Le professionnel de santé et les médias
À titre d’exemple
Un médecin a été condamné sévèrement à un an d’interdiction d’exercer, dont 6 mois avec sursis, pour pratique commerciale de la médecine parce qu’il :
- avait prêté son concours à des articles publiés dans des quotidiens gratuits, Métro et 20 minutes et au Figaro Magazine, vantant les mérites de la chirurgie réfractive de l’œil pratiquée au moyen du laser Femto-seconde, et dans lesquels apparaissait son nom ;
- avait donné des interviews diffusées en boucle sur la chaine de télévision locale ;
- faisait état de promotions commerciales sur son site Internet : "Cadeau de Noël" : "Jusqu’au 31 Décembre 2008, offrez-vous une nouvelle vue pour Noël. L’opération par Photokératectomie réfractive (PKR) à seulement 700 euros par œil. Alors n’attendez plus et prenez dès aujourd’hui un rendez-vous pour une consultation" ;
- disposait d’une flottille de 4 véhicules Smart circulant dans l’agglomération de Lyon, avec, sur les portières et le capot, l'indication du centre, de son adresse, de son numéro de téléphone, et de son site internet suivis de : "Myope, Astigmate, Hypermétrope, Presbyte, Faites-vous opérer !". (CDN, 16 février 2012, n° 11060).

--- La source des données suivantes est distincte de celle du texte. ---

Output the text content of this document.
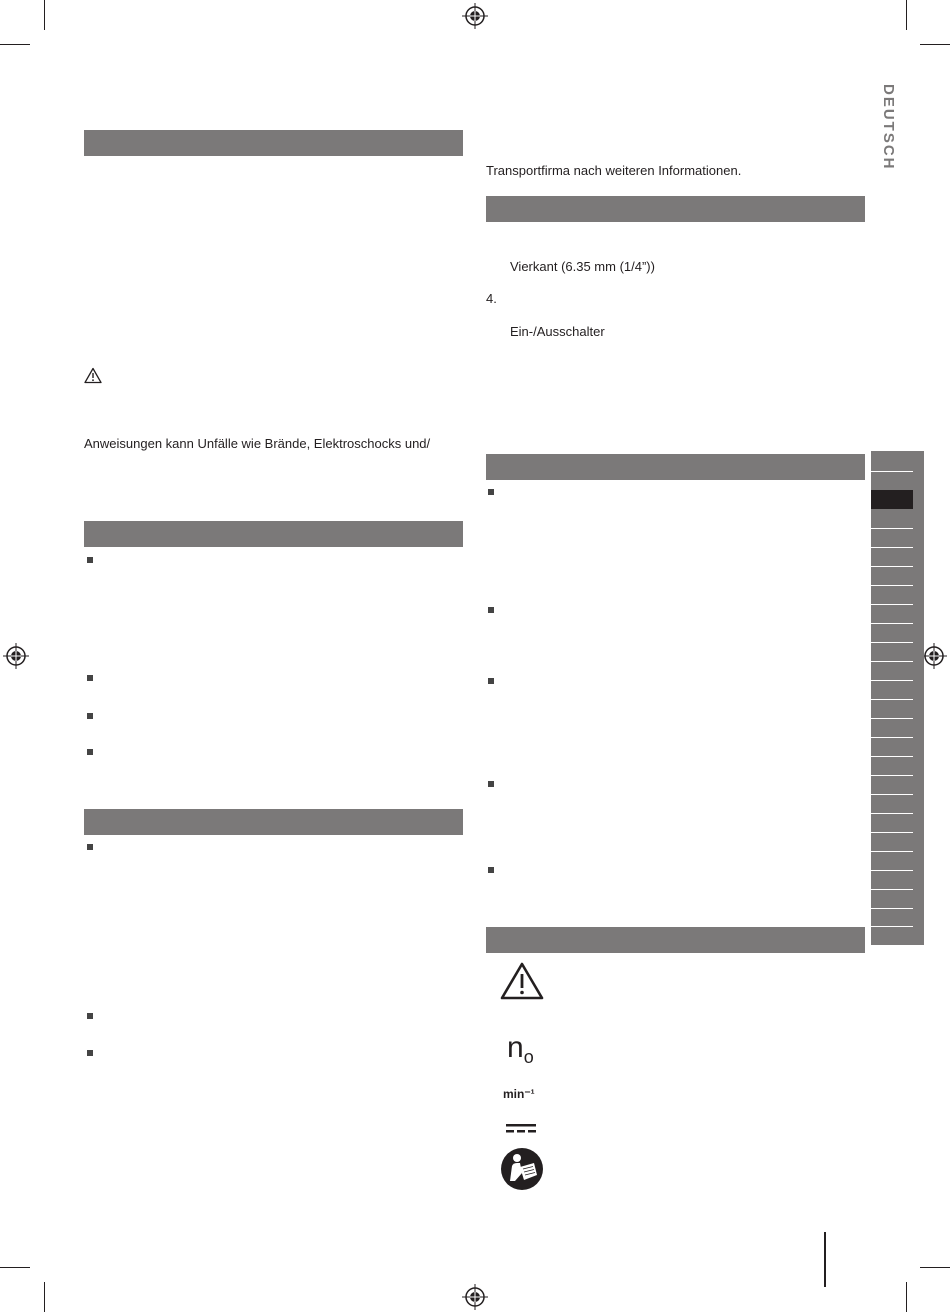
DEUTSCH
Anweisungen kann Unfälle wie Brände, Elektroschocks und/
Transportfirma nach weiteren Informationen.
Vierkant (6.35 mm (1/4”))
4.
Ein-/Ausschalter
$n_o$
min⁻¹
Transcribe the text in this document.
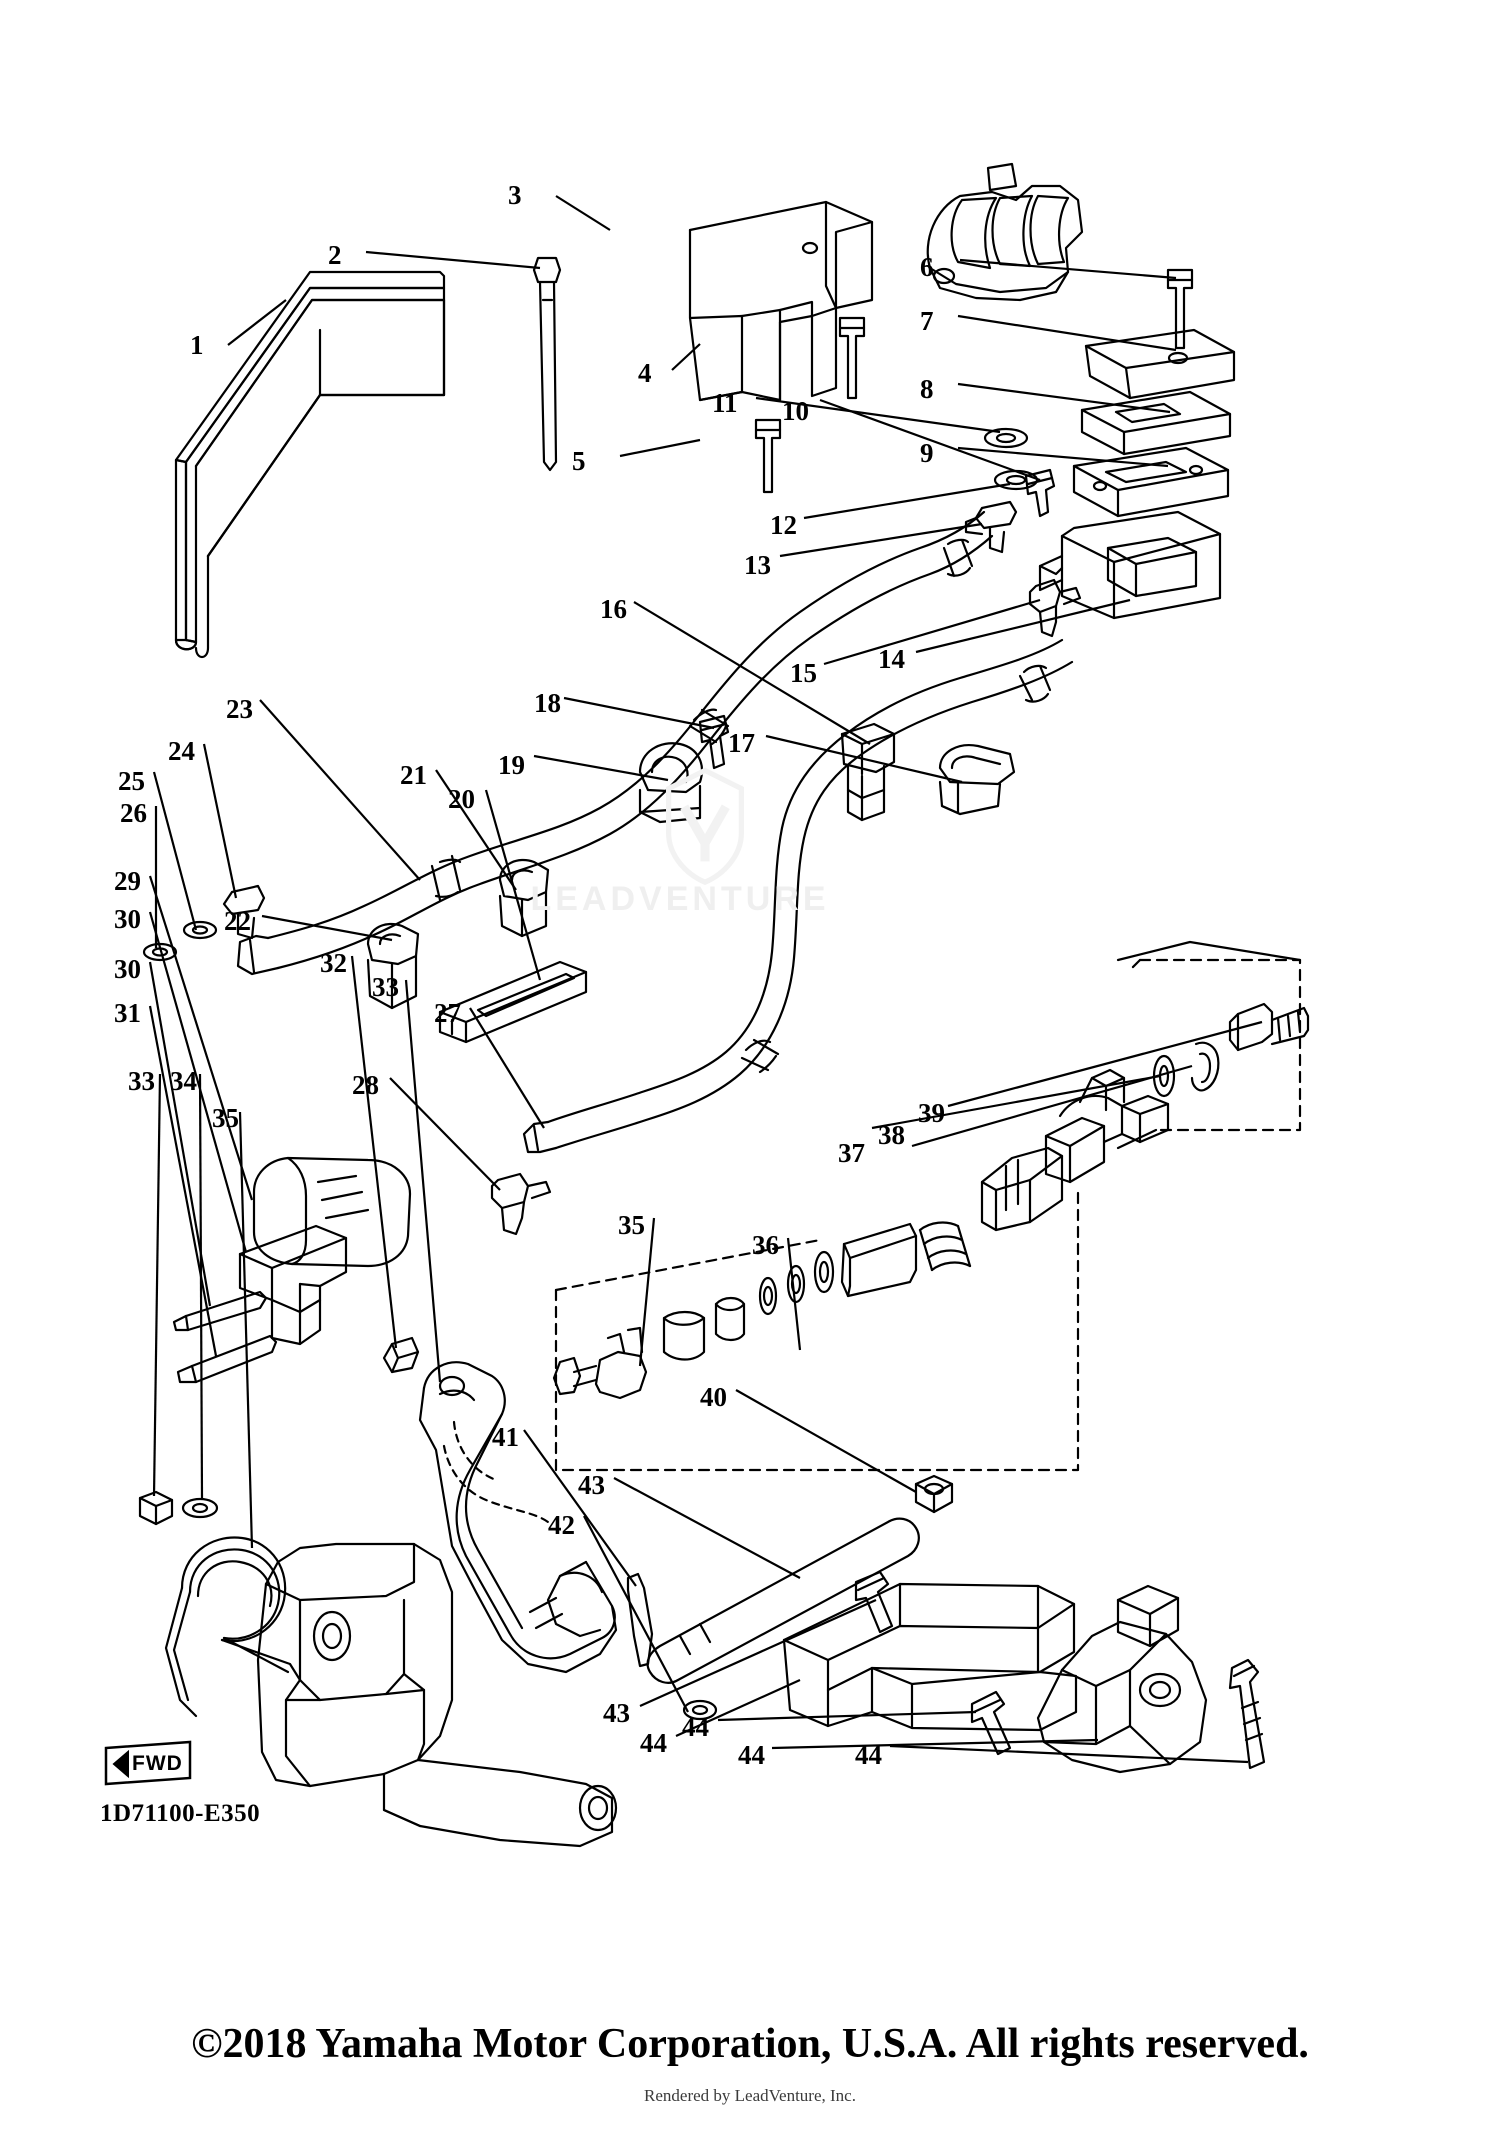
LEADVENTURE
FWD
1
2
3
4
5
6
7
8
9
10
11
12
13
14
15
16
17
18
19
20
21
22
23
24
25
26
27
28
29
30
30
31
32
33
33 34
35
35
36
37
38
39
40
41
42
43
43
44
44
44	44
1D71100-E350
©2018 Yamaha Motor Corporation, U.S.A. All rights reserved.
Rendered by LeadVenture, Inc.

Dès lors, l’absence de droit de regard sur une publication, parue sans relecture ni validation, est un argument inopérant, sauf à pouvoir en rapporter la preuve.
À titre d'exemple
Un chirurgien plasticien a été condamné à un avertissement, car à l’initiative de la publication d’un article présentant "très favorablement" la technique du lipomodelage dans un journal d’actualité nationale et régionale.
Dans cet article, le professionnel de santé ne faisait état ni des interrogations pouvant être portées sur la technique, ni des précautions qu’elle appelle.
En outre, aucun élément ne permet d’établir que le chirurgien n’aurait pas été à même d’obtenir une communication préalable du texte de l’article et d’exercer un droit de rectification (CDN, 11 juillet 2019, n° 13791).
Enfin, l’information médicale doit concerner des techniques validées et ne doit pas induire le public en erreur.
À titre d’exemple
Un chirurgien ORL a été condamné à un mois d’interdiction d’exercer avec sursis.
Il avait prêté son concours à la rédaction d’un article valorisant significativement la pratique nouvelle de la radiofréquence pour soigner les nodules thyroïdiens, alors qu’elle ne constitue pas une technique validée, ni par la Haute autorité de santé, ni par l’Assurance maladie qui n’assure aucun remboursement pour les interventions qui y ont recours (CDN, 17 juin 2019, n° 13480).
Que retenir ?
- L’assouplissement réglementaire instauré par le décret du 22 décembre 2020 n’a pas mis un terme au contentieux ordinal en matière de publicité. Il ne donne pas non plus de blanc-seing aux médecins pour communiquer comme ils le souhaitent sur leurs pratiques professionnelles.
- Les professionnels de santé devront donc être particulièrement attentifs au contenu de leur communication (qu’ils en soient directement ou indirectement à l’origine) mais également à la forme de cette dernière, puisqu’ils devront utiliser un style et un vocabulaire modérés.
- Les sanctions restent sévères, la Chambre disciplinaire nationale de l’Ordre n’hésitant pas à prononcer des interdictions temporaires d’exercer (avec ou sans sursis) à l’encontre des médecins.